As “Snow Queen” emphasises, Now That Everything’s Been Said is much, much more than a footnote, and a better album than its cautious follow-up Writer. It has been reissued before, but has never been easy to find and its reappearance is to be celebrated. The fact that King subsumed her identity into that of a group is just one aspect of its enduring and fascinating story. Despite the band credit, this was really a solo album. She wrote and sang 11 of the 12 songs and its voice was is recognisably hers.
This was an album unsure of its coherence and directionSix songs recorded for the album had been co-written with Goffin before she left New York: “All My Time”, “I Wasn't Born to Follow” (which The Byrds had already recorded), “Lady”, “Man Without a Dream”, “Snow Queen” and “That Old Sweet Roll (Hi-De-Ho)” (later a hit for Blood, Sweat & Tears). Three were written after her arrival in California with the LA-based writer Toni Stern: “I Don't Believe it”, “Now That Everything's Been Said” and “Why are you Leaving”. Two more, “Victim of Circumstance” and “Paradise Alley”, were co-penned there with another New York transplant, former Myddle Class singer and future Steely Dan vocalist David Palmer. The only non-King song was “My Sweet Home”, written by Margaret Allison and first issued as a single by her group The Angelic Gospel Singers in 1960. The mix of material from New York and Los Angeles, the presence of a cover version and the varied co-writers underpins that this was an album unsure of its coherence and direction.
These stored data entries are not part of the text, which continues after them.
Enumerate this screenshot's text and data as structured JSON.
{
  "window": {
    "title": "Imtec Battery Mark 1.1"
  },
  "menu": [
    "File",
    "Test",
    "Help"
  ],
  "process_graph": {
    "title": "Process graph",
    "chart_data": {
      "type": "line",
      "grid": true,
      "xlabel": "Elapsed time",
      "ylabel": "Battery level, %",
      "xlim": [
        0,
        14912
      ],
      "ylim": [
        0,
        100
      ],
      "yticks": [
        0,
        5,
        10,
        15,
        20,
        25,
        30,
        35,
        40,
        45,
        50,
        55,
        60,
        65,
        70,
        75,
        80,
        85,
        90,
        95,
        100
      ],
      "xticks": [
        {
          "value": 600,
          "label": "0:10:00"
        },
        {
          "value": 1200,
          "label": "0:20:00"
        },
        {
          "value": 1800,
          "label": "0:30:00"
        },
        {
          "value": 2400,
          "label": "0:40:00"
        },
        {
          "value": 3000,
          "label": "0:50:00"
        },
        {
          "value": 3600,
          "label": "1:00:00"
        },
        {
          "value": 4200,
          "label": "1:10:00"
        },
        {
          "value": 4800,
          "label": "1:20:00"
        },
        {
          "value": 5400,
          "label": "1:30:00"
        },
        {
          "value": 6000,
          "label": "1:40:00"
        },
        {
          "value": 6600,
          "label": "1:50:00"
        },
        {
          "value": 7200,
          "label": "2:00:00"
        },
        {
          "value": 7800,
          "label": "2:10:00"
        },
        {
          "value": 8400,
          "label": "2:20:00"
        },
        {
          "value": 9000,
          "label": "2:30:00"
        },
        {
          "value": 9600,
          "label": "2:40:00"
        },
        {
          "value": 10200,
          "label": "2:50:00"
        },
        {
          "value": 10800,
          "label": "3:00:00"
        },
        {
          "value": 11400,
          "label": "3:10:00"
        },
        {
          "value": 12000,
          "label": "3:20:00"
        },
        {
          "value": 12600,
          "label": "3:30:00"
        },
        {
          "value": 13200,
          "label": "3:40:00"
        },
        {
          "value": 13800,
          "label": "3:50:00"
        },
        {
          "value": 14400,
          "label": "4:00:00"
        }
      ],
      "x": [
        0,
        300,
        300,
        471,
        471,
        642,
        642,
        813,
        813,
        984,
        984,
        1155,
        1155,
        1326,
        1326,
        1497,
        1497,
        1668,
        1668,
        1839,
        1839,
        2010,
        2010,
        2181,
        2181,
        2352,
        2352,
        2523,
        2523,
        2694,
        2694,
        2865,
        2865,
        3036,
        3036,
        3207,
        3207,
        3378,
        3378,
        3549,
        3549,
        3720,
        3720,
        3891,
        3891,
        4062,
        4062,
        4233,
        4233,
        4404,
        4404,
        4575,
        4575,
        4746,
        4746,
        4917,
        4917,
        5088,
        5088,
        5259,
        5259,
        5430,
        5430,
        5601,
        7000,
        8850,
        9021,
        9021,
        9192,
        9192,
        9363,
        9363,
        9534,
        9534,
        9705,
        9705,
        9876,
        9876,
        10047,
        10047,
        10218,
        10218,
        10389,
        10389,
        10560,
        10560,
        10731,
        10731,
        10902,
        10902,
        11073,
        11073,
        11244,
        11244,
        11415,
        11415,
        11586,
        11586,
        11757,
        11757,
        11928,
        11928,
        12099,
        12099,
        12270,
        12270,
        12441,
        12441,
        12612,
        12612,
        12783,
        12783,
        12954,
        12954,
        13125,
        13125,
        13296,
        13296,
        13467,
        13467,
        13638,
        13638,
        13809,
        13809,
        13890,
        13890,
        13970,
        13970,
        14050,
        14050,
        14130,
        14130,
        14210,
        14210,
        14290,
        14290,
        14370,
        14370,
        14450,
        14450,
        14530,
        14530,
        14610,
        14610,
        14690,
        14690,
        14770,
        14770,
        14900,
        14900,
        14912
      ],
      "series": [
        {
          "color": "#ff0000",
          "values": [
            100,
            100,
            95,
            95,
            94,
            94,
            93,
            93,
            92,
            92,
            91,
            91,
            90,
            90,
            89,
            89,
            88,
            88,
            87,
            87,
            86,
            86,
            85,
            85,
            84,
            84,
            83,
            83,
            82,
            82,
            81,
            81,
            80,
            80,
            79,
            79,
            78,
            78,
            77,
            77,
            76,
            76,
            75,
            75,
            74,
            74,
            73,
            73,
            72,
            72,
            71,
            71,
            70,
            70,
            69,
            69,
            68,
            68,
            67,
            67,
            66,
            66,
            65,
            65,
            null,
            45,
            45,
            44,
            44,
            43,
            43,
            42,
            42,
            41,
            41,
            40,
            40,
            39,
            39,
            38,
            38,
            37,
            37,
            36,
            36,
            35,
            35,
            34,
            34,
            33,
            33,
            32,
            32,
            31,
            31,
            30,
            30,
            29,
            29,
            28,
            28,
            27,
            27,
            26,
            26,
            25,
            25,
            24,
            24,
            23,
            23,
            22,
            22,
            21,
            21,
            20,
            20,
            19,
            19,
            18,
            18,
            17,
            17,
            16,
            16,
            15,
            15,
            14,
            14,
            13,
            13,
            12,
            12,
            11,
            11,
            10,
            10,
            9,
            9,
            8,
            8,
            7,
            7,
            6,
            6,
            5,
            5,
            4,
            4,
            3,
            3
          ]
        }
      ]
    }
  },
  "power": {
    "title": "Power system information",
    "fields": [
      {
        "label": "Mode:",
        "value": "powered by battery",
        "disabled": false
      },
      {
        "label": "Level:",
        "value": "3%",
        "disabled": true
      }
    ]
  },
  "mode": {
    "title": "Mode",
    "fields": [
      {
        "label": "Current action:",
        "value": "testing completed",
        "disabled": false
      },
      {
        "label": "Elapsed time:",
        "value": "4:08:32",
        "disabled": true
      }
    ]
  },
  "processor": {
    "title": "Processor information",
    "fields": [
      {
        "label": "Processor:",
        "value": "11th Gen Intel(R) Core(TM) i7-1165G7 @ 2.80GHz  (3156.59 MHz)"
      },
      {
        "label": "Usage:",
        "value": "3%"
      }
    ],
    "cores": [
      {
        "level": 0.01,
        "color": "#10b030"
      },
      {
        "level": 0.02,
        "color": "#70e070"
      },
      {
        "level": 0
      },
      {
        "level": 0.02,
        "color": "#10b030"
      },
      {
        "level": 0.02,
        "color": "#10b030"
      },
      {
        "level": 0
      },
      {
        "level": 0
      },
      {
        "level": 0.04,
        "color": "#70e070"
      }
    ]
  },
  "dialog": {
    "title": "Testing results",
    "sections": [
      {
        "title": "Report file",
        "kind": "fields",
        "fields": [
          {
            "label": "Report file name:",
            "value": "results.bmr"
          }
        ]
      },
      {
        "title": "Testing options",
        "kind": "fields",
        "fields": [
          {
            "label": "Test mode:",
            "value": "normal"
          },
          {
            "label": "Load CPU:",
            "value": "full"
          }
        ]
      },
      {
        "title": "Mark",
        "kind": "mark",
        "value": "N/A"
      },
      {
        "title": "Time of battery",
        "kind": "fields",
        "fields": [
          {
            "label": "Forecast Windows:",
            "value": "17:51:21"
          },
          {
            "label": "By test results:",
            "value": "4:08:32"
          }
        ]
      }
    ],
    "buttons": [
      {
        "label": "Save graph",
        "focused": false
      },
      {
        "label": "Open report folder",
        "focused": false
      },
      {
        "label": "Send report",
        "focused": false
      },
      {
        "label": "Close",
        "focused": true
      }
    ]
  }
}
These impressions are reinforced by the inclusion of two out-and-out clunkers. The run through “My Sweet Home” may have been fun to play and record but it is a triviality. The Kortchmar-sung “Man Without a Dream” drags like a tractor reversing though a swamp. His constant stretching of notes and phrases to telegraph emotion is wearing. Beyond awkwardly saying that The City was a band, a democracy, the song demonstrates that King was the album’s natural driver and vocalist.
The portmanteau song 'Lady' suggests a Jimmy Webb influence There are also stylistic shifts. “Victim of Circumstance” is classy, upbeat pop which could have been interpreted by The Monkees. It is followed by the baroque, reflective “Why are you Leaving”, another composition with traces of Nyro. Next up is the beautiful, partly waltz-time “Lady”, a portmanteau song which suggests a Jimmy Webb influence. The album’s closer, “All My Time”, looks forward to Tapestry yet has the otherworldly atmosphere of “Porpoise Song”, the Goffin & King song recorded by the Monkees in February 1968 and issued in October. Now That Everything’s Been Said was recorded in 1968 and issued in 1969. The City clearly existed within a continuum where Carole King the songwriter for others was still a live proposition.
Yet despite its manifold disconnects and pair of rotten tracks, this is a wonderful album. It doesn’t matter whether or not Carole King’s future is known about: the passing of time would inevitably have recognised this as a classic. Now That Everything’s Been Said has to be heard.